Picking and Choosing ⇥ morrick.me
Riccardo Mori:
Here’s the thing — Among the apps I’ve bought over the years, a lot of them are quality apps I love and enjoy using, but I don’t necessarily use them all the time. A classic example: photo apps and image editing apps. I have a lot of them, and I don’t really have a preference. I decide which to use mostly following the mood of the moment (in case of photo apps) or the specific function/effect I’m after (in case of editing apps and even photo apps as well).
With these kinds of apps, I like to have lots of options available, and I haven’t minded paying upfront for each of these apps; I haven’t minded paying the occasional extra for a paid update or for the in-app purchase that unlocked more photo filters or editing features. But in the extreme case that all app developers behind these apps moved to a subscription-based pricing, without offering alternatives, I would be forced into a position I really don’t like: having to decide which app stays on my devices and which one has to go. Will the App Store’s infamous ‘race to the bottom’ become the ‘race to stay in your device’s (home) screen’?
I’ve been thinking about this as well, and my hope is that an app without an active subscription degrades gracefully. But how graceful it may degrade ultimately depends on what the App Store allows. Restricting app updates based on subscription status, for instance, can’t be done because they’re run through the store itself.

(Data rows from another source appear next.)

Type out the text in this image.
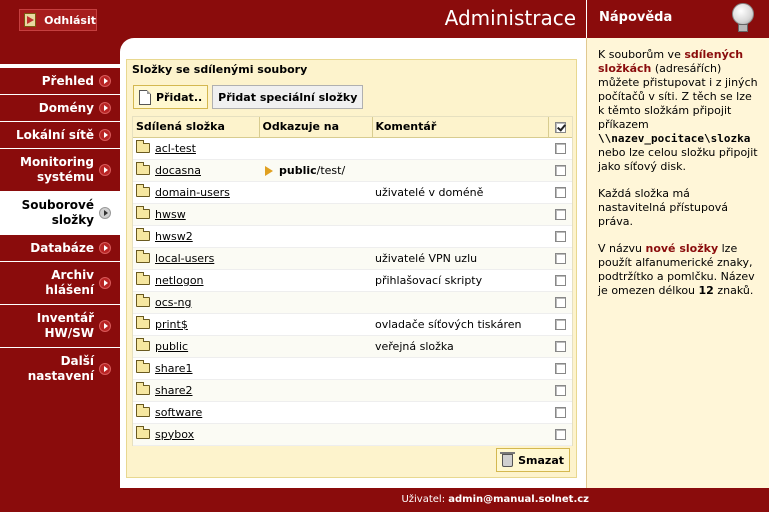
Odhlásit	Administrace Nápověda
Přehled
Domény
Lokální sítě
Monitoring
systému
Souborové
složky
Databáze
Archiv
hlášení
Inventář
HW/SW
Další
nastavení
Složky se sdílenými soubory
Přidat.. Přidat speciální složky
Sdílená složka	Odkazuje na	Komentář	
acl-test			
docasna	public/test/		
domain-users		uživatelé v doméně	
hwsw			
hwsw2			
local-users		uživatelé VPN uzlu	
netlogon		přihlašovací skripty	
ocs-ng			
print$		ovladače síťových tiskáren	
public		veřejná složka	
share1			
share2			
software			
spybox			
Smazat

K souborům ve sdílených složkách (adresářích) můžete přistupovat i z jiných počítačů v síti. Z těch se lze k těmto složkám připojit příkazem \\nazev_pocitace\slozka nebo lze celou složku připojit jako síťový disk.

Každá složka má nastavitelná přístupová práva.

V názvu nové složky lze použít alfanumerické znaky, podtržítko a pomlčku. Název je omezen délkou 12 znaků.

Uživatel: admin@manual.solnet.cz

Perhaps some developers will get creative with how they distribute updates within the app. For instance, a new set of filters could be made available as a free download provided the user has an active subscription. Bug fixes could be distributed as app updates, but feature updates could be dependent upon a subscription.
These new rules create a somewhat murky new world for developers and users alike. I’m generally optimistic because the apps you love most probably come from developers who respect their users. Developers like Panic, Flexibits, Cultured Code, Tapbots, Sam Oakley, and Ole Zorn — they actually care. And those developers who do not care about their apps’ users will find it very difficult to retain subscribers.